Monday, May 5, 2008

Housing Slump Hits Detroit Builders - Detroit Housing Market

Metro Detroit's dismal residential housing market -- gridlocked and stagnant amid a global mortgage loan crisis, consumer sentiment at a 26-year low and a glut of unsold and foreclosed homes -- has cast a pall over local builders who only a few years ago were enjoying boom times.

Now, half-built subdivisions dot the region, construction workers are fleeing south and companies from family-owned shops to global firms like Pulte Homes Inc. are bracing for what could be their worst year yet.

One national player, Dallas-based Centex Corp., has decided to leave Michigan altogether. The company has built 4,400 homes in Metro Detroit since 2001 but no longer sees prospects here.

Said Centex spokesman Eric Bruner: "We are in the middle of the worst housing market in modern history."

Pulte Homes Inc. on Wednesday posted a $696 million loss for the first three months of the year; the Bloomfield Hills-based builder has lost more than half a billion dollars in each of the past four quarters.

Last year, Pulte closed on 499 homes in Michigan, less than half the number of the previous year. The company laid off 1,900 employees, 16 percent of its U.S. work force, in 2007.

"The difficult housing environment continued to erode during the first quarter of 2008," Richard J. Dugas Jr., president and chief executive, said in a statement. "Buyer demand for new homes continues to be soft, home prices remain under pressure, and overall buyer confidence is weak."

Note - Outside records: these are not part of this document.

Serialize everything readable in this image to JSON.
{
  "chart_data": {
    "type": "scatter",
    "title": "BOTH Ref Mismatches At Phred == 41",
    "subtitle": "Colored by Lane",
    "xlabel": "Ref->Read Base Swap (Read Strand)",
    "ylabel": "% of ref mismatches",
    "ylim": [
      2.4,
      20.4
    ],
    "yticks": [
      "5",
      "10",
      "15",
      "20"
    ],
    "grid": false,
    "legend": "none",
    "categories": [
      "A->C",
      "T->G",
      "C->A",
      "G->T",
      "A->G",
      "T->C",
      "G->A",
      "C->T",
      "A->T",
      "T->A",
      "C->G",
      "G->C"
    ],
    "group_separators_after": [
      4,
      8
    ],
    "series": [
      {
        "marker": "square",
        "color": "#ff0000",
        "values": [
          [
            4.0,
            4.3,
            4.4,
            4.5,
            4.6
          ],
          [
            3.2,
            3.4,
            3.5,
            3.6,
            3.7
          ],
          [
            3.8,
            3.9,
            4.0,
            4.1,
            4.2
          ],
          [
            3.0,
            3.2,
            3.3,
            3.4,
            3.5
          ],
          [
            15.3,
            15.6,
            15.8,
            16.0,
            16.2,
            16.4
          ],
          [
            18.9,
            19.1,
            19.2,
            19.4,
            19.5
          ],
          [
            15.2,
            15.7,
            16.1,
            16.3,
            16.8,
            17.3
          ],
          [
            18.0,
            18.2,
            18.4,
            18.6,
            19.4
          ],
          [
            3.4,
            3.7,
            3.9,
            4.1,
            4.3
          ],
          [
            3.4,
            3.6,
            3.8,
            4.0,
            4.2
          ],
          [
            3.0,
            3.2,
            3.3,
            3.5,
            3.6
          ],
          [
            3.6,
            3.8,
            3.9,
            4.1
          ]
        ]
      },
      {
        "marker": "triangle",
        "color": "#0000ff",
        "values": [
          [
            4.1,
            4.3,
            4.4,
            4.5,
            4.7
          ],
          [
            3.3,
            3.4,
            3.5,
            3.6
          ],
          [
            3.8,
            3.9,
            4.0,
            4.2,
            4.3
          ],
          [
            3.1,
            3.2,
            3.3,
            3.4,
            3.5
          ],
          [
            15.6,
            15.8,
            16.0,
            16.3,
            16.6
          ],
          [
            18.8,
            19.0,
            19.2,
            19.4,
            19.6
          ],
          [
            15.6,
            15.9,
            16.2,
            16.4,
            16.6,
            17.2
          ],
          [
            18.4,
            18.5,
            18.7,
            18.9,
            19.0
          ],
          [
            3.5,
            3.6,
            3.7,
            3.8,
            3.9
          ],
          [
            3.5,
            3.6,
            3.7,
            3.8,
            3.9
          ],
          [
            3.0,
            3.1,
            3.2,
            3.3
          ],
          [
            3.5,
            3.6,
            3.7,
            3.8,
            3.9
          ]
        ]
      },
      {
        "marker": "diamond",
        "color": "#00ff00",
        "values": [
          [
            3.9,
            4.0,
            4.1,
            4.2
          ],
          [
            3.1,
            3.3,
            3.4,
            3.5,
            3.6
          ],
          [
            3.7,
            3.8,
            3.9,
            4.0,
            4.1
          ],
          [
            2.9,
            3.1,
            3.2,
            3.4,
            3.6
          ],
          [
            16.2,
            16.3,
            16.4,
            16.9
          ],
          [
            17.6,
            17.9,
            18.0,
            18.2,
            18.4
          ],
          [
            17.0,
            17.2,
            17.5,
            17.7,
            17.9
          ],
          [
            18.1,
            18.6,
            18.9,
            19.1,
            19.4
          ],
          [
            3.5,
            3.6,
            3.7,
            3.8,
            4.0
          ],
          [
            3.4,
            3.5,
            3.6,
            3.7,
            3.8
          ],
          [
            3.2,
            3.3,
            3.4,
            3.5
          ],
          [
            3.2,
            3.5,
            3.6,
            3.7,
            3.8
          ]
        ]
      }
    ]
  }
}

Small builders who rely on a warm-weather boost aren't getting it in Michigan this spring.

One is Jack Traggel, a roofing contractor formerly of Allen Park. In the early 2000s, he worked on about 50 homes a year. Last year, it was 15. This year, he found two jobs; two weeks ago, he moved to New Orleans.

"I've got three jobs lined up," said Traggel, 38. He hopes to move his wife and son to New Orleans later this month -- which, in turn, will likely result in another empty home in Metro Detroit. In Louisiana, "I've met about four guys I knew back in Michigan," he said.

Signs situation may worsen
There are dark signs that 2008 could be the toughest year this decade for builders.

In 2007, a paltry 5,556 permits to build new homes were filed in the nine counties that make up southeastern Michigan, according to Clawson-based Housing Consultants Inc. That was nearly half the number of permits filed in 2006 and 20,994 less than in 2004, the best year this decade.

In the first three months of 2008, fewer than 1,000 permits have been filed, a 25 percent drop from the same period last year.

"You're finding skeleton crews everywhere," said Mark Kwolek, co-owner of Planned Home Improvement in Westland. "You go to a supplier and the business is closed with no warning. You try to call a contractor and you find he's moved out of state."

About 69,000 jobs directly related to the home building industry have vanished since 2000, according to the state's Department of Labor & Economic Growth.

Stalled subdivisions abound -- a boon for companies such as Pinnacle Homes of Farmington Hills, which step in to buy unfinished subdivisions from banks and attempt to build homes for much less than just a few years ago.

Pinnacle is run by a former Pulte executive, Howard Fingeroot.

"I knew the market well enough to know that this was an overall downturn and one that was going to be around for a while," said Fingeroot, standing amid the empty lots of Kirkway Estates in Lyon Township. "The only way to compete with the foreclosures was to get closer to their prices."

In a venture with AmTrust Bank of Cleveland, Pinnacle will build 85 houses in the 100-lot development. The homes will be from 2,800 to 3,400 square feet and will list for around $330,000, Fingeroot said.

The 15 homes already standing, he added, sold for more than $450,000 each just a few years ago.

"There are still plenty of people who want to buy, and now is the time," Fingeroot said. "I think this is good news for the consumer."

Most home builders have already cut prices in an effort to boost sales. Prices on new dwellings already are down about 15 percent from their peak, according to Deutsche Bank analyst Nishu Sood.

The big worry is that existing home prices might fall further.

The National Association of Realtors says the median home price fell 1.7 percent last year and may hold even in 2008.

But many analysts contend homeowners might be forced to sell at lower prices as millions of mortgages reset to higher interest rates later this year.

Lombard Street Research analyst Gabriel Stein expects house prices nationally to fall for another year, off more than 10 percent or possibly even more than 15 percent, from their peaks.

If existing home prices start to plunge, home builders and the many companies that rely on new homes could feel even more pain.

"The adjustment process will shrink demand further for the builders," analyst Sood writes.

He predicts orders for new homes could fall another 10 percent to 15 percent nationally in 2008.